Lampung mempunyai tiga gunung, yaitu Gunung Pesagi di Sekala Brak, Lampung Barat, Gunung Tanggamus di Kotaagung, Tanggamus, dan Gunung Tangkit Tebak di Sumberjaya, Lampung Barat.
Daerah Lampung termasuk daerah rawan bencana alam, terutama tanah longsor dan gempa bumi. Sebagian besar wilayah lampung terbentuk dari material vulkanik muda dan berada di antara dua lempeng besar, yakni IndoAustralia dan lempeng Eurasia.
KOMPAS/ANGGER PUTRANTO
Sejumlah mahout (pawang) menunggangi gajah dalam patroli penghalauan gajah liar di Seksi II Tegal Yoso, Taman Nasional Way Kambas Lampung Timur, Kamis (17/3/2016).
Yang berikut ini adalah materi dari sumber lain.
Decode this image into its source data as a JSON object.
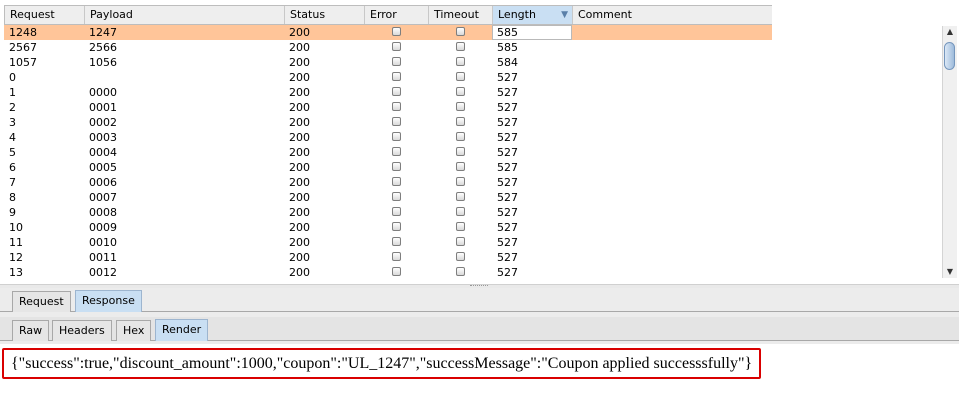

Gajah-gajah Patroli bertugas menggiring gajah liar agar tidak memasuki perkampungan dan perladangan milik warga.
Pemerintahan
Sejak awal pendiriannya pada tahun 1964, Provinsi Lampung telah dipimpin oleh 14 tokoh baik gubernur maupun pejabat gubernur. Gubernur pertama Provinsi Lampung adalah Kusno Danupoyo. Masa jabatannya hanya sekitar dua tahun. Pada tahun 1966, Kusno mengundurkan diri dari jabatan gubernur.
Setelah Kusno Danupoyo mengundurkan diri, Zainal Abidin Pagar Alam diangkat sebagai pejabat gubernur dari Juli 1966 hingga April 1967. Pada tanggal 5 April 1967, Zainal Abidin resmi diangkat menjadi gubernur Lampung kedua selama lima tahun sampai dengan 5 April 1972. Setelahnya, dari tahun 1972–1973, ia kembali menduduki jabatan sebagai pejabat gubernur Lampung.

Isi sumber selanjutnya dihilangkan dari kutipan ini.